Cristina: Questi che cosa sono?

Prof. Giuseppe Pezzotti: Questi sono impianti che sono stati tirati fuori dal corpo umano che ci vengono spediti per vedere qual’è stata la degradazione del materiale e ce ne sono alcuni come questo che sono stati molto poco all’interno del corpo umano, per pochi mesi, ma già hanno avuto problemi. Invece altri che hanno resistito tanti anni ma si sono degradati e quindi cerchiamo di capire il motivo della degradazione.

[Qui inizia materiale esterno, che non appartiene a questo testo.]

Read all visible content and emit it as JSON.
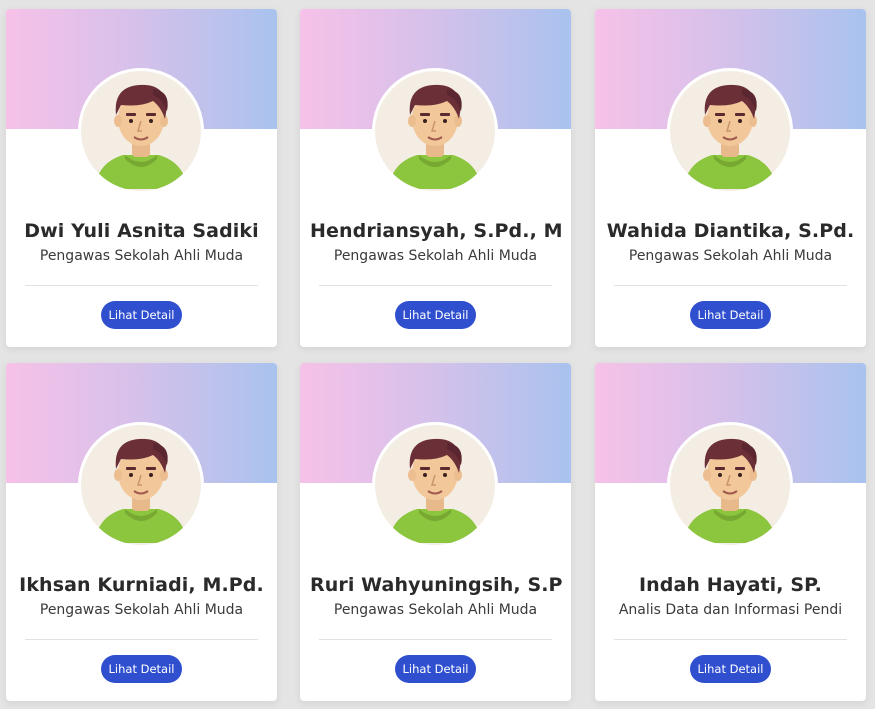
{
  "staff": [
    {
      "name": "Dwi Yuli Asnita Sadiki",
      "role": "Pengawas Sekolah Ahli Muda",
      "button": "Lihat Detail"
    },
    {
      "name": "Hendriansyah, S.Pd., M",
      "role": "Pengawas Sekolah Ahli Muda",
      "button": "Lihat Detail"
    },
    {
      "name": "Wahida Diantika, S.Pd.",
      "role": "Pengawas Sekolah Ahli Muda",
      "button": "Lihat Detail"
    },
    {
      "name": "Ikhsan Kurniadi, M.Pd.",
      "role": "Pengawas Sekolah Ahli Muda",
      "button": "Lihat Detail"
    },
    {
      "name": "Ruri Wahyuningsih, S.P",
      "role": "Pengawas Sekolah Ahli Muda",
      "button": "Lihat Detail"
    },
    {
      "name": "Indah Hayati, SP.",
      "role": "Analis Data dan Informasi Pendi",
      "button": "Lihat Detail"
    }
  ],
  "avatar_icon": "default-male-avatar-icon",
  "colors": {
    "banner_gradient": [
      "#f7c1e8",
      "#d8c1ea",
      "#a9c2ee"
    ],
    "button": "#2f4fcf",
    "shirt": "#8cc63f",
    "hair": "#6b2f37",
    "skin": "#f2c89b"
  }
}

Cristina: Quali possono essere le cause di questi malfunzionamenti?

Prof. Giuseppe Pezzotti: La causa principale che viene riportata dai malfunzionamenti è dovuta all’osteolisi, che è una degradazione dell’osso, che avviene in seguito al rilascio di debris – piccole particelle di polietilene che si annidano vicino alla protesi e causano una reazione fisiologica dell’organismo che cerca di eliminarle. Capire i meccanismi di degradazione è una cosa fondamentale. Il raman è una metodo non distruttivo quindi apre la possibilità di controllare pezzo per pezzo quindi in maniera deterministica la qualità dei pezzi incorporati.

Cristina: Quali sono altri possibili applicazione della spettroscopia raman?

Prof. Giuseppe Pezzotti: Per esempio, possiamo studiare il grado di osteoporosi delle ossa, e potrebbe essere usato in futuro per metodi diagnostici. Altre cose possibili sono lo studio delle proteine per vedere con quale rapidità una persona invecchia. Un’altra possibilità è lo studio della demineralizzazione delle lamelle nei denti, per esempio capire se e quali sarà la probabilità di carie. Un’altra possibilità è studiare l’osteoartrite, riuscire a capire quando la cartilagine si sta per alterare perché l’alterazione molecolare avviene sempre prima, è il precursore diciamo della malattia. L’applicazione del raman è fondamentale come disciplina preventiva.